The overall old 1990-2002 trend of all gases (excl. LUCF) hardly changed compared to the previous inventory report, from 1.1% to 0.8% (a small decrease of -0.3%).
Newly identified key sources are:
- Energy: CO2 from waste incineration, coke production, fugitive emissions from venting and flaring; and N2O from mobile combustion: road vehicles;
- Industrial processes (i.e. non-combustion): CO2 from iron and steel production (carbon inputs), ammonia production, other chemical manufacture; and N2O from caprolactam production and indirect N2O from non-agricultural sources;
- Agriculture: CH4 from enteric fermentation: ‘other’; and N2O from manure management;
- LUCF: CO2 from LUCF (now a source, not a sink);
- Waste: N2O from wastewater handling.
Methodological changes are described in Section 1.4.
- Fuel use and emissions (CO2, CH4, N2O) from fossil fuels (static combustion, processes and feedstocks) have been recalculated, based now on the National Energy Statistics, country-specific emission factors, and on specific circumstances (Sector 1A and 2)
- Agricultural emissions saw major methodological changes, in particular in CH4 emission factors for enteric fermentation of cattle and of manure management systems (for all animal categories) and in the calculation of indirect agricultural N2O soil emissions.
- LUCF sector CO2 emissions/removals have now been estimated for most activities.
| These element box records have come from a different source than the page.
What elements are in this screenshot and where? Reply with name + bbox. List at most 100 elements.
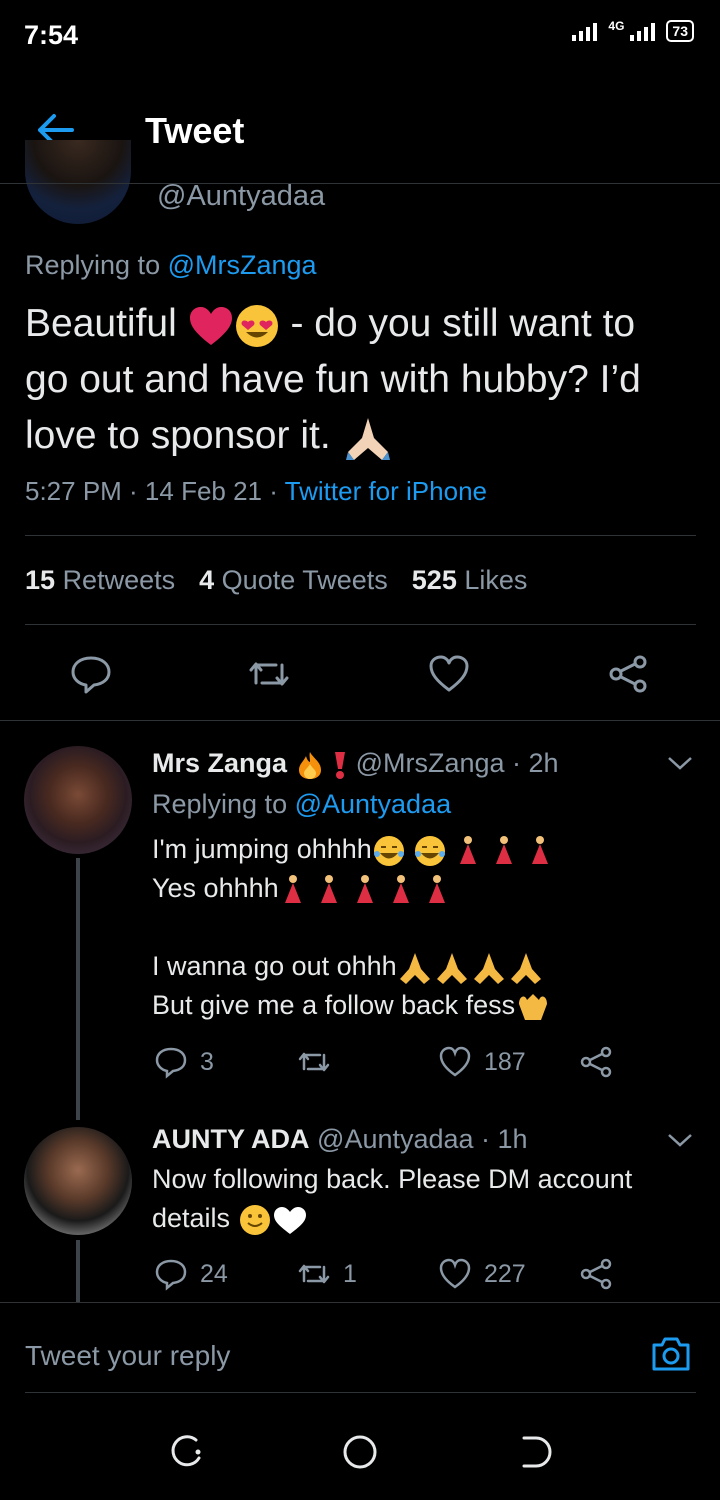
divider <box>25 1392 696 1393</box>
reply-handle-time: @MrsZanga · 2h <box>355 748 559 778</box>
likes-stat[interactable]: 525 Likes <box>412 565 528 596</box>
retweet-button[interactable] <box>297 1045 343 1079</box>
tweet-meta: 5:27 PM · 14 Feb 21 · Twitter for iPhone <box>25 476 487 507</box>
thread-line <box>76 1240 80 1302</box>
heart-icon <box>429 655 469 692</box>
divider <box>25 624 696 625</box>
like-button[interactable]: 227 <box>438 1257 526 1291</box>
share-button[interactable] <box>607 653 649 695</box>
retweets-count: 15 <box>25 565 56 595</box>
praying-hands-emoji <box>342 414 394 462</box>
reply-input[interactable]: Tweet your reply <box>25 1340 230 1372</box>
page-title: Tweet <box>145 110 245 151</box>
reply-line-2: Yes ohhhh <box>152 873 279 903</box>
reply-more-button[interactable] <box>667 755 693 771</box>
reply-line: Yes ohhhh <box>152 869 692 908</box>
comment-icon <box>155 1259 187 1291</box>
chevron-down-icon <box>668 1134 692 1147</box>
retweet-button[interactable] <box>248 653 290 695</box>
replying-prefix: Replying to <box>25 250 168 280</box>
share-icon <box>580 1046 612 1078</box>
quotes-count: 4 <box>199 565 215 595</box>
battery-indicator: 73 <box>666 20 694 42</box>
raising-hands-emoji <box>515 990 551 1024</box>
nav-recents-button[interactable] <box>166 1432 206 1472</box>
heart-icon <box>439 1046 471 1077</box>
retweet-count: 1 <box>343 1259 357 1288</box>
reply-replying-to: Replying to @Auntyadaa <box>152 789 451 820</box>
replying-to-link[interactable]: @Auntyadaa <box>295 789 452 819</box>
tweet-timestamp: 5:27 PM · 14 Feb 21 · <box>25 476 285 506</box>
reply-more-button[interactable] <box>667 1132 693 1148</box>
comment-icon <box>71 656 111 694</box>
reply-author-name[interactable]: Mrs Zanga <box>152 748 287 778</box>
author-handle[interactable]: @Auntyadaa <box>157 180 325 213</box>
like-button[interactable]: 187 <box>438 1045 526 1079</box>
reply-handle-time: @Auntyadaa · 1h <box>317 1124 528 1154</box>
reply-button[interactable] <box>70 653 112 695</box>
replying-to-link[interactable]: @MrsZanga <box>168 250 317 280</box>
nav-home-button[interactable] <box>340 1432 380 1472</box>
reply-header: Mrs Zanga @MrsZanga · 2h <box>152 748 559 780</box>
home-circle-icon <box>343 1435 377 1469</box>
thread-line <box>76 858 80 1120</box>
camera-icon <box>652 1337 690 1371</box>
status-time: 7:54 <box>24 20 79 50</box>
tweet-source-link[interactable]: Twitter for iPhone <box>285 476 487 506</box>
divider <box>0 1302 720 1303</box>
retweet-icon <box>298 1052 330 1072</box>
reply-avatar[interactable] <box>24 746 132 854</box>
reply-line-1: I'm jumping ohhhh <box>152 834 372 864</box>
divider <box>25 535 696 536</box>
share-button[interactable] <box>579 1257 613 1291</box>
camera-button[interactable] <box>650 1333 692 1375</box>
replying-prefix: Replying to <box>152 789 295 819</box>
like-count: 227 <box>484 1259 526 1288</box>
reply-line-4: But give me a follow back fess <box>152 990 516 1020</box>
share-icon <box>580 1258 612 1290</box>
reply-text: I'm jumping ohhhh Yes ohhhh I wanna go o… <box>152 830 692 1025</box>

Visit the Netherlands Greenhouse gas Inventory website www.greenhousegases.nl for additional information on the Netherlands greenhouse gas inventories and the emission inventory system.
Key methodology report (English version)
Apart from Annex 2 and 3 of the report, the methodology and data sources used are described in more detail in the monitoring protocols for greenhouse gas emission sources/removals. These will be made available at the website mentioned above (Ruyssenaars, 2005).